As the credit crunch reaches its first year anniversary, Ian Stringer, regional senior director at GVA Grimley, reviews the last 12 months and looks at what lies ahead for the property market.
Call me a bit 'long in the tooth' but experience and plain common sense leads me to believe that trends by their very nature will not continue irrevocably upwards.
Equally, against the background of relentless bad news, one might be forgiven for assuming that current trends will continue irrevocably downwards.
The fact is that property is a market commodity and despite efforts on the part of the Treasury and the Bank of England, markets work in cycles.

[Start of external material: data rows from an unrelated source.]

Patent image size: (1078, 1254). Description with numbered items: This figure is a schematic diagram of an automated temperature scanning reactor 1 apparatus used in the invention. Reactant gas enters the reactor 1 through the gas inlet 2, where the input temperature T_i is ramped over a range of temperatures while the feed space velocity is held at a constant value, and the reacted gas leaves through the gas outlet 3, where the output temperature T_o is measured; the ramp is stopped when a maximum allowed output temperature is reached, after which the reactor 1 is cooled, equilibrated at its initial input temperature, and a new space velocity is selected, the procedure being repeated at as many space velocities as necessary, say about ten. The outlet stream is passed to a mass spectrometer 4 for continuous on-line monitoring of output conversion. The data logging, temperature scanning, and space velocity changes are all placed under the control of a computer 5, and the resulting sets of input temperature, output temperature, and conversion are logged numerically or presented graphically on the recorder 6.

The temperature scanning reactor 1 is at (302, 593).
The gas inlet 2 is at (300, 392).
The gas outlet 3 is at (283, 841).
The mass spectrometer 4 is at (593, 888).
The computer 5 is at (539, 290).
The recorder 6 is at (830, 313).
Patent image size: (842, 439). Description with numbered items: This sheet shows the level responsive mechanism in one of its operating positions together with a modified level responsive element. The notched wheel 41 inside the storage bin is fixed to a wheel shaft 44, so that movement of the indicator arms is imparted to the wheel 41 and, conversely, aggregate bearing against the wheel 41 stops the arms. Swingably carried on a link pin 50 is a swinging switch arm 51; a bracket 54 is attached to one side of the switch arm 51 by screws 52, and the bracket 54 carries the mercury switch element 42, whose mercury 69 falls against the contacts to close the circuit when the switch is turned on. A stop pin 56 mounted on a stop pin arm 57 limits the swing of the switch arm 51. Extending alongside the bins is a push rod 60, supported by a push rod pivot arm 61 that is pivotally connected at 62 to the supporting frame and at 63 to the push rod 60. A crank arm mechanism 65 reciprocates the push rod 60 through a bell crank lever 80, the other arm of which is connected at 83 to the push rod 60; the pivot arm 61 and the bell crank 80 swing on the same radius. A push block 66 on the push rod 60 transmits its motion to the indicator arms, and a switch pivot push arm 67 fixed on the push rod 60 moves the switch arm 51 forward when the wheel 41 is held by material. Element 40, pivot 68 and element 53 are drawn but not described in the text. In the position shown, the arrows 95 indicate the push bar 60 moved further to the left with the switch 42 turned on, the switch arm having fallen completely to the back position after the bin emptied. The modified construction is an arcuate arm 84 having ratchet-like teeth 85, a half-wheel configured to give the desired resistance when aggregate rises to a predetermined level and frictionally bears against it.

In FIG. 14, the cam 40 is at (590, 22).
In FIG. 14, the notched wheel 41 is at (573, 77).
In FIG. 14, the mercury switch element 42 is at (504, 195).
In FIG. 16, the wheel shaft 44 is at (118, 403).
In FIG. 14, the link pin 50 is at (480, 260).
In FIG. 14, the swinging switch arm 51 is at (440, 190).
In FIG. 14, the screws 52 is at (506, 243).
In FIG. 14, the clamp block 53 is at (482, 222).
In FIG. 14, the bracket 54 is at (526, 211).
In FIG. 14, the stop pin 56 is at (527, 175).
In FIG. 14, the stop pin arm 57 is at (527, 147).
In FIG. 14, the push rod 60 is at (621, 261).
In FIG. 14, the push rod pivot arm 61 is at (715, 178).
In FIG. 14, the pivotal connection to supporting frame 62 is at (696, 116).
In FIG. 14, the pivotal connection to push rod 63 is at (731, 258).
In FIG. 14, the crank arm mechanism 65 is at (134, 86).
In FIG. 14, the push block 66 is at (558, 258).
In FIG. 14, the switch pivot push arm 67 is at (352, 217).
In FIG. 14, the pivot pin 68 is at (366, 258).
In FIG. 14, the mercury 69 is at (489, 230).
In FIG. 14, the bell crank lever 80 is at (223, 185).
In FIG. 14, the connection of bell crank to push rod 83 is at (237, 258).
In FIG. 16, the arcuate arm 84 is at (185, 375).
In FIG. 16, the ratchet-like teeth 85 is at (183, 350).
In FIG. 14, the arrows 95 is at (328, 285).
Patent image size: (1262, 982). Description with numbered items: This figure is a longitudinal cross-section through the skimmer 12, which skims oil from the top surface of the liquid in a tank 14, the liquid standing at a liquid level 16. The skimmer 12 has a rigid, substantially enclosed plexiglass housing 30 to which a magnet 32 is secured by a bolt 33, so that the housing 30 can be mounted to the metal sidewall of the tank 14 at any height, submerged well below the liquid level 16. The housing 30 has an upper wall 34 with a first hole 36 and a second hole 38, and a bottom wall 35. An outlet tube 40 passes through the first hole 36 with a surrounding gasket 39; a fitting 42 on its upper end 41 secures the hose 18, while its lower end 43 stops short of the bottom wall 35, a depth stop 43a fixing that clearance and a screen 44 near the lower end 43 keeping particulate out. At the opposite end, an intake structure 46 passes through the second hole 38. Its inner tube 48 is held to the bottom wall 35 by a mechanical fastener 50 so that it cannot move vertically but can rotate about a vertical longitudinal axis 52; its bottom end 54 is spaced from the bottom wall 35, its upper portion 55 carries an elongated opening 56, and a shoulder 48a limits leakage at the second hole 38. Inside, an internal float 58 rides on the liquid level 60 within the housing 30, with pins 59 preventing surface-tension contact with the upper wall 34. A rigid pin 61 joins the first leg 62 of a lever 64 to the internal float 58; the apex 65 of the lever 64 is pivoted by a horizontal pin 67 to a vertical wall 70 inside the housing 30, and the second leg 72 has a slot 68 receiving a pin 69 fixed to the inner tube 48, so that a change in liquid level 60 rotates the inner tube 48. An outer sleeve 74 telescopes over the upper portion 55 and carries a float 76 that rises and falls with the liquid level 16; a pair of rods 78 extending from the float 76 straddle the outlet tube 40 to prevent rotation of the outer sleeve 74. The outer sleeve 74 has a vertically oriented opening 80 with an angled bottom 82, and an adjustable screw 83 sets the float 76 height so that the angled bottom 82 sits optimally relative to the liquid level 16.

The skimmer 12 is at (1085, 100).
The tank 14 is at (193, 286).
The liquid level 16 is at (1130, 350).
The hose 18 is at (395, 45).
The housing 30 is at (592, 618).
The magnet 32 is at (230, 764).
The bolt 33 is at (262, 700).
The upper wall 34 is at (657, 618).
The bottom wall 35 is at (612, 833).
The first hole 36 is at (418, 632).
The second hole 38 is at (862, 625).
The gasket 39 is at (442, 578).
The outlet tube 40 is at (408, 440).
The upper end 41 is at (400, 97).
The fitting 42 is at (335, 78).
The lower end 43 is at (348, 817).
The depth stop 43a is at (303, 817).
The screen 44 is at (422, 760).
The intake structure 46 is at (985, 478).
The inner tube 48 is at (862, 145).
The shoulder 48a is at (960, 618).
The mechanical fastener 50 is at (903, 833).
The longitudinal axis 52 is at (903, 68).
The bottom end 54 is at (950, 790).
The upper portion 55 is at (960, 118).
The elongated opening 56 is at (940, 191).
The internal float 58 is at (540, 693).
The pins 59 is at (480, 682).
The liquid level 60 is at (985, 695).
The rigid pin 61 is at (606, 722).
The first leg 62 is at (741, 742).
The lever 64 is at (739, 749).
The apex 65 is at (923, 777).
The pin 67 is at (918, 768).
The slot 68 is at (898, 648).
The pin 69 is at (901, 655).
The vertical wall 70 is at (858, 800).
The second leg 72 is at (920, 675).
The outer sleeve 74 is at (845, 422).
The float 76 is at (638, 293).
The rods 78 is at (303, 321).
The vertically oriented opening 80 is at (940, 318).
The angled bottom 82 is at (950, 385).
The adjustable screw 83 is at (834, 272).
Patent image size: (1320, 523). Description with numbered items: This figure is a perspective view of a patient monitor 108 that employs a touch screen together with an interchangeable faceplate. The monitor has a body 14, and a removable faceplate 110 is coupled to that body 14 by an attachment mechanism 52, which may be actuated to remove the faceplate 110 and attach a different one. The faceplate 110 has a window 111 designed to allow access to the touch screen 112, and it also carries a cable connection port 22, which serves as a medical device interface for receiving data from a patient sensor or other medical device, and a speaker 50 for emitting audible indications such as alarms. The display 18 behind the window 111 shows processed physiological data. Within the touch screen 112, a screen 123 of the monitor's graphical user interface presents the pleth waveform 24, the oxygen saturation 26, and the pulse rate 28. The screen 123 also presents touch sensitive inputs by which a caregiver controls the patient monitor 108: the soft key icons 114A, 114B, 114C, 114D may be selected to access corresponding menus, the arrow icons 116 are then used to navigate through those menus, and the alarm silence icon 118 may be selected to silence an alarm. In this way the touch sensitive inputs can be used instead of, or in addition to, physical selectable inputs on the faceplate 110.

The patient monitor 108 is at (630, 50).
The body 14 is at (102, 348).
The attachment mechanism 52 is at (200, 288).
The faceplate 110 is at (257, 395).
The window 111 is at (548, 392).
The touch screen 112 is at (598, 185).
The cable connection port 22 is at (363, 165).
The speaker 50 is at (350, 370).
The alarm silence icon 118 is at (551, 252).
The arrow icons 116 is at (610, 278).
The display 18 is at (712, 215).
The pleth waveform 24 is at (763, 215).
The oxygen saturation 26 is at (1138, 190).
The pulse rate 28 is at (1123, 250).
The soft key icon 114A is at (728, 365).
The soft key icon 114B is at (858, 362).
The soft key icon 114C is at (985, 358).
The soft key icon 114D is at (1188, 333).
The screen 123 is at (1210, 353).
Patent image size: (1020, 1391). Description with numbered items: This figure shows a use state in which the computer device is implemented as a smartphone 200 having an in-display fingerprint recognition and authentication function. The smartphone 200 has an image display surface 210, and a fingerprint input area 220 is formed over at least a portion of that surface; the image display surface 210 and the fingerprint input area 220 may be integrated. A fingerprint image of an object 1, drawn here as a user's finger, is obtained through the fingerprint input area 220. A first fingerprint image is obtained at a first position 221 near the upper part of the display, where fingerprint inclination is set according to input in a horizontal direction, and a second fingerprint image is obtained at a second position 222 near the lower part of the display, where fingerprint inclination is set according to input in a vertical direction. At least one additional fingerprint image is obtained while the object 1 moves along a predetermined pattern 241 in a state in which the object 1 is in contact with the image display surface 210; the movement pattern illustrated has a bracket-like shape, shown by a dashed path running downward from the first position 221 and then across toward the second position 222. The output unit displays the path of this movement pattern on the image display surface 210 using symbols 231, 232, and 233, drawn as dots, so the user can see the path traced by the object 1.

12 months ago the UK economy took a marked downward change of direction and we started to hear a set of new phrases.
Many cynically branded the terms ‘credit crunch’ and ‘sub-prime’ confusing and irrelevant, and rather ironically, often capped them off with ‘nothing to do with us in the UK anyway’.
We have learnt quickly that it has everything to do with us, having witnessed a subsequent massive impact on the property sector.
This has been a stark reminder of the experience of the early 1990s.
Market reversals are often sharp and painful when sentiment translates into reality and the two start chasing each other in a downward spiral.
Factually, the initial impact has been largely restricted to the residential market and the commercial investment sectors.
The House Builders Association expects only 80,000 new homes will be built this year, in comparison to 180,000 in 2007; a prediction echoed by the House Builders Federation’s recent plans to make half of their staff redundant.
This slowdown has had a corresponding effect on residential land values which have fallen by up to 20% in the first half of the year.
In the investment sector, the volume of transactions has not been so low for such a prolonged period for a generation.
This is partly a result of a lack of finance, although banks continue to voice that they are open for business.
Current speculation is that quarterly valuations undertaken in September and subsequently assessed by IPD (Investment Property Database) will show falls in investment values in excess of 20%, and possibly as much as 25%, over the last 12 months.
For a good nine months of the ‘crunch period’, occupational markets have generally held up well with demand steady in most sectors.
The hotel sector remained buoyant with retail and leisure probably suffering more than most at this stage in the cycle.
Conversely, and somewhat ironically, Birmingham is likely to see the highest ever level of annual take-up in the offices sector in 2008, with major deals to Wragge & Co (215,000 sq ft), Barclays (98,000 sq ft) and Deutchse Bank (68,000 sq ft) already confirmed this year.
Despite sector optimism about this record year, the offices and industrial sectors have recently noticed a discernible downward shift in occupational activity.
September is often a telling month in occupational markets when the industry can establish whether the quieter summer months are as a result of holidays, true lack of market activity or, as is most likely, a combination of the two factors.
With hindsight, I believe June 2008 will be identified as a turning point when businesses decided to pull in their horns, sit on their hands and do nothing about property decisions until they have to.
It is an old adage that when it comes to incurring increased costs during difficult times, the easiest decision is to make is no decision at all.
Will all this mean a drop in rents?
Ultimately this will depend upon ongoing demand, which in turn is partly a reflection of economic activity within the UK.
I foresee rents holding up reasonably well.
Ultimately however, this will depend on whether we find ourselves in a prolonged period of low economic growth or whether the next 12 months see inflation falling, enabling a reduction in interest rates to reinvigorate the economy.
The next 6-12 months will undoubtedly provide opportunities for well financed investors to buy at prices not seen in a generation.
One man’s misfortune is another man’s opportunity and as always in investment, timing is everything. And time will certainly tell!